A $100 million lawsuit unfolding in a Texas courtroom has yielded e-mails and internal documents that suggest Bayer Corp. disregarded disturbing research on the cholesterol drug Baycol before it was pulled off the market because of dozens of deaths.
The lawsuit brought by an 82-year-old retired engineer who says a muscle-destroying side effect made his legs stop working – is the first of thousands against Bayer to go to trial in the United States.
The side effect, known as rhabdomyolysis, can clog the kidneys with disintegrating muscle tissue and cause them to fail. The Food and Drug Administration linked Baycol to at least 52 deaths worldwide, including 31 in the United States.
Pittsburgh-based Bayer has acknowledged the link and said it acted responsibly by withdrawing the drug, known clinically as cerivastatin, in 2001.
The lawsuit paints Bayer as a company overly eager to jump into the lucrative U.S. market for the cholesterol-fighting drugs known as statins. About 8 million Americans use statins to lower their risk of heart attacks, making them the third most widely prescribed drug in the nation.
Baycol won FDA approval in 1997 and became the fastest-growing drug in Bayer’s history. By the time it was pulled in August 2001, it was Bayer’s No. 3 seller, expected to earn some $720 million that year with 6 million patients worldwide, including 700,000 in the United States.
At the trial, which opened Feb. 18, plaintiff’s attorney Mikal Watts said Bayer “knew its drug would kill people, that chose to go ahead and kill people anyway so they could go ahead and make a billion dollars.”
Watts’ legal team, using an FDA-maintained database, said Baycol was 79 times more likely to cause rhabdomyolysis than competing drugs.
Bayer attorney Philip Beck said that after Bayer finishes presenting its case it began this week, the jury would see that the company worked with the FDA to make sure Baycol was used safely.
The pharmaceutical giant has paid $125 million to settle about 450 cases, and investors are clearly worried. The U.S.-traded stock of German parent Bayer AG has fallen about one-fourth since the Texas trial began.
Internal documents and e-mails released by the plaintiff’s lawyers show executives discussing potential dangers long before sales were halted.
In June 2000, an e-mail to a vice president noted that “there have been some deaths related to Baycol,” and that people at its marketing partner, SmithKline Beecham, knew it.
“So much for keeping this quiet,” the e-mail said.
“How will marketing spin this?” another e-mail wondered.
Beck said the e-mails were taken out of context.
The plaintiff, Hollis Haltom, had his first bypass operation in 1970, but cholesterol drugs had helped keep him sprightly enough for outings with the yacht club, his church and his wife of more than 50 years.
Haltom said he developed problems weeks after his doctor gave him free samples of Baycol in May 2001. He wound up in a wheelchair, then a hospital. He has recovered much of his energy, but his legs still buckle when he tries to rise from the easy chair in his Padre Island home.
Haltom received samples in doses of 0.8 milligrams, a new, larger portion that Bayer had hoped would let Baycol match the effectiveness of rival drugs. An internal letter in June 1999 estimated that the higher dosage would add $25 million a month to Baycol sales.
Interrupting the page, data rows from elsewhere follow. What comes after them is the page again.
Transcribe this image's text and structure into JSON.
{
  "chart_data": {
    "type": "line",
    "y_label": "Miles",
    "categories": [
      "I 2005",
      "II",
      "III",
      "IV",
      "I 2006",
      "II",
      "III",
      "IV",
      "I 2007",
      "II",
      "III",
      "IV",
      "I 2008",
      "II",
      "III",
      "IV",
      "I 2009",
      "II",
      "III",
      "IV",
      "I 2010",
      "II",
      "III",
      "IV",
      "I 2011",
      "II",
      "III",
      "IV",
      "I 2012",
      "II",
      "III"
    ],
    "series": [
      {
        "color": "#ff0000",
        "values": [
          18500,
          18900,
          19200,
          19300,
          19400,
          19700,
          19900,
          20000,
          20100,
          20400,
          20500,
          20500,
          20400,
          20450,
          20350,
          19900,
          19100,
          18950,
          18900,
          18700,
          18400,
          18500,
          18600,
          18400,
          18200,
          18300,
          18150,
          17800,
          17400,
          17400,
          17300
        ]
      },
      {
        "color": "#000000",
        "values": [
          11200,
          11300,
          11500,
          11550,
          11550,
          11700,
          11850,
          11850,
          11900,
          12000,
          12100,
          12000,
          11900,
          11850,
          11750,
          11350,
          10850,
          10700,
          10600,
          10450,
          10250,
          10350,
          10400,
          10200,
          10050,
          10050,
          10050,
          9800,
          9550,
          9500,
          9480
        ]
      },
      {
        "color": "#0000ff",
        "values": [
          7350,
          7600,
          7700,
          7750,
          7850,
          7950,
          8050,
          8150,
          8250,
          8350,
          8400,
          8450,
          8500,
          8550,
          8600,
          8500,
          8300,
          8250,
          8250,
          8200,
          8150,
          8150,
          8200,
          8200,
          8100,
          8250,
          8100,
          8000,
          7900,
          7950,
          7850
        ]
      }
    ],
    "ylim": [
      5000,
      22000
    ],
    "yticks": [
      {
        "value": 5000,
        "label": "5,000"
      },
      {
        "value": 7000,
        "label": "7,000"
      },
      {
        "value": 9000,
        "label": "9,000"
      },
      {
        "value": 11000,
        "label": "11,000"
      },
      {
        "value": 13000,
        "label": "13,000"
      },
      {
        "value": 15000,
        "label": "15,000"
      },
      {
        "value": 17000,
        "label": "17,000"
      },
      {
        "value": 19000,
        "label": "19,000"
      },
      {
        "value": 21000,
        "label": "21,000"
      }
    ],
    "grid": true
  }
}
But the minutes from a teleconference among Bayer executives in April 2001 the month before Haltom got Baycol, show that the company had received “adverse event reports” about the drug. “No samples .8 should be released, and audit of samples and inventory should be done,” the minutes said.
An internal e-mail two months later indicated that the company took a different course. It waited two months before sending doctors a letter warning them not to start patients at the higher dosage, and it never printed labels with updated safety information.
“A decision was apparently made to use up the currently existing inventory,” wrote Mary Taylor of North American regulatory affairs.
Haltom is seeking $100 million from Bayer and its partner, now known as GlaxoSmithKline.
Bayer said it faces about 7,800 lawsuits from former Baycol users, mostly in the United States. Beck, the Bayer attorney, said the company is taking responsibility for the drug and would rather compensate victims than fight them in court. But he said Haltom’s lawyer had backed Bayer up against the wall by demanding a settlement covering 1,600 plaintiffs.
“Most of those cases are meritless,” Beck said. “We weren’t going to be held hostage like that.”
South Texas juries have a reputation of favoring plaintiffs with large awards in personal-injury cases. And Watts, 35, was part of the team that won a $7.5 million settlement in a suit against Ford and Bridgestone/Firestone in 2001. He also won a $43 million verdict against Pfizer over its diabetes drug, Rezulin, though that case was settled in January for a lesser, undisclosed sum.
As a jury was being selected in the Baycol case, Bayer sent a letter to about 2,000 businesses and homes in Corpus Christi, telling people they might soon see negative news about the company and asking them to “keep an open mind.”
The letter prompted cries of jury tampering. The district attorney’s office is investigating. Beck apologized for the letter but said no jurors never saw it.